The combined dataset includes a total of 1,128,228 examples, categorized as follows:
21,838 textvqa examples: Instructions for vision question answering based on specific Optical Character Recognition (OCR) tokens.
349,369 coco examples: A mix of instructions corresponding to 118,000 images from the COCO 2017 Object Detection Dataset. These include tasks such as generating long image descriptions, providing single-word answers, and answering multiple-choice questions.
81,309 vg examples: Instructions to either provide bounding box coordinates for a specified region in an image or describe a region defined by given coordinates.
66,227 gqa examples: Instructions requiring a one-word or one-phrase response to a question about the corresponding image.
78,976 ocr_vqa examples: Instructions focused on performing OCR to extract text from an image.
139,433 wiki examples: Instruction-tuning examples generated from Slovenian Wikipedia articles. The original Wikipedia articles were obtained from a Wikipedia database dump from March 14th 2025.
100,000 rtv examples: Instruction-tuning examples generated on the basis of images from the news portal https://www.rtvslo.si. Image scraping was completed on February 7th 2025.
100,000 siol examples: Instruction-tuning examples generated on the basis of images from the news portal https://siol.net. Image scraping was completed on March 22nd 2025.

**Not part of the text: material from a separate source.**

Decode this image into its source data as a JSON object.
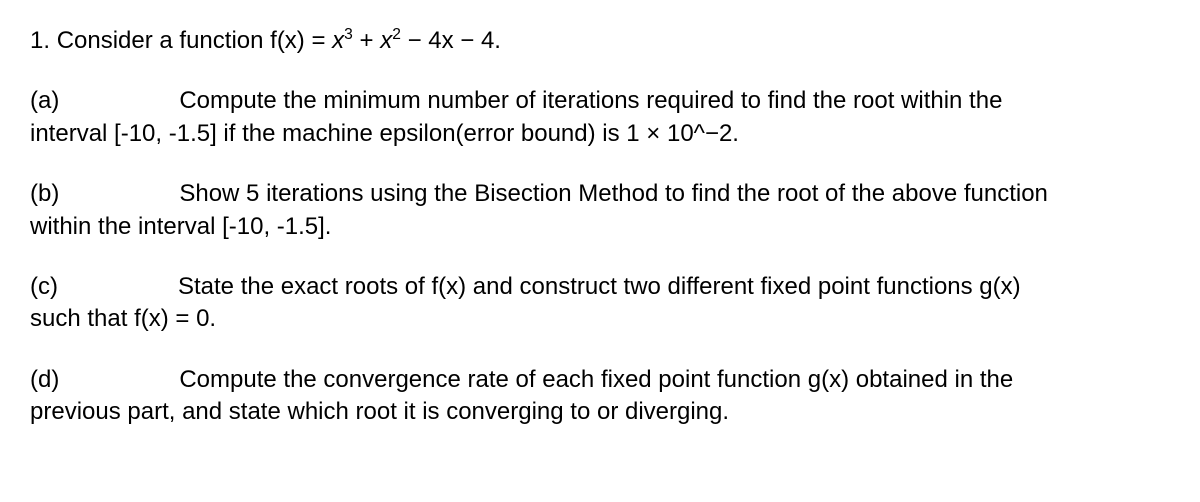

100,000 24ur examples: Instruction-tuning examples generated on the basis of images from the news portal https://www.24ur.com. Image scraping was completed on February 7th 2025.
Accessing the Corresponding Images
News portal Images
The images corresponding to the 'rtv', 'siol' and '24ur' examples need to be downloaded from the appropriate news portal. Each example in the json file contains an 'image' key with a URL of the corresponding image.
Wiki Images
The images corresponding to the 'wiki' examples are available for download at the following link:
https://kt-cloud.ijs.si/index.php/s/nbLmWkaJEXHMMwe
Llava_v1_5_mix665k Images
To facilitate the download of images for the translated Llava_v1_5_mix665k dataset, we provide the necessary Python script get_llava_images.py and its dependency overwatch.py.